Well according to you all if nobody gives a crap what I think when I mean well because I am not the mother of this child, (even if I support his father's right to see him, even if I treat this child very well when he is in my home and even if the child has hugged me and told me he loves me repeatedly)then what do you care what I'm going to think when I decide since I'm not the mother of this child and have no rights and NO ONE CARES if I mean well that I am going to stop worrying about it and stop caring because it doesn't do any good? And what if he and I stop trying to fight the exwife just to see his child and just move on with our own lives and focus on the child hat we have decided to have together? Oh! But that's not right either. I'm sure all these negative comments are coming from jealous exwives yourselves as it seems to me that any woman who is NOT jealous of her exhusband moving on would be very HAPPY that her child has yet another adult in his life who cares about him and his well being and not fight so much for such a person NOT to see him.
Stop obsessing about his ex. You will have no more legal rights to her child than you have now, so being gf or fiancee or wife makes zero difference.

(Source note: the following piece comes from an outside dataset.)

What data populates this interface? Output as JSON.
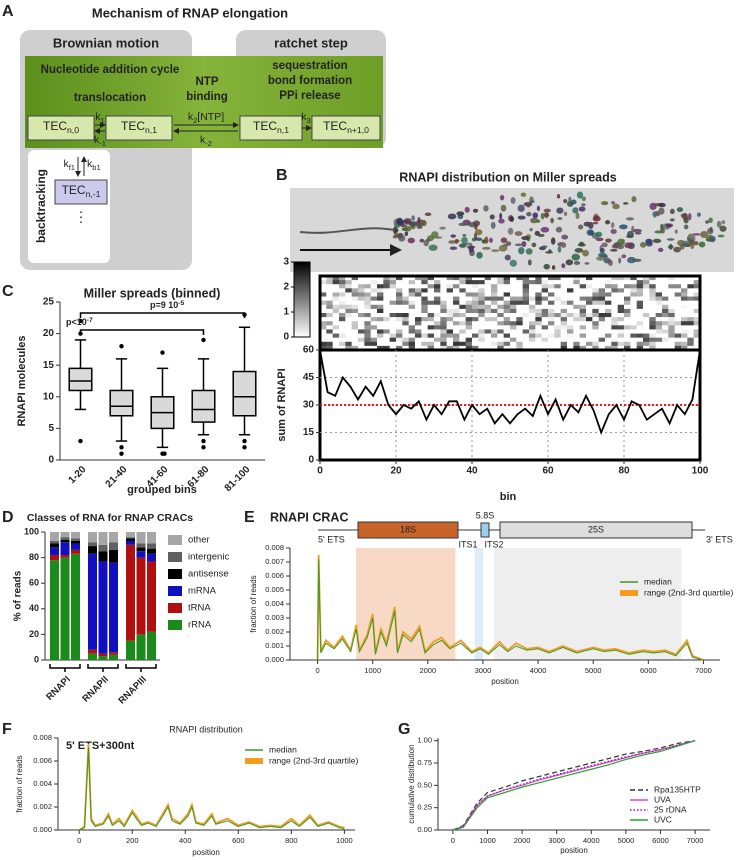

If you and bf have nothing to hide, then being "investigated" shouldn't be a big problem for you. Let bf and his ex deal with their communication and their child, and stay out of their way. You chose a man that has a previous child, therefore you are obligated to treat that child just as you would your own, but without the legal rights. That's what you agree to when you decide to be a "stepparent".
If it's so difficult for you to live with the situation that comes with your bf having an ex and a child, you shouldn't have let him move into YOUR home, and absolutely shouldn't marry and have a child with him. You knew the situation, so complaining about it now is too late.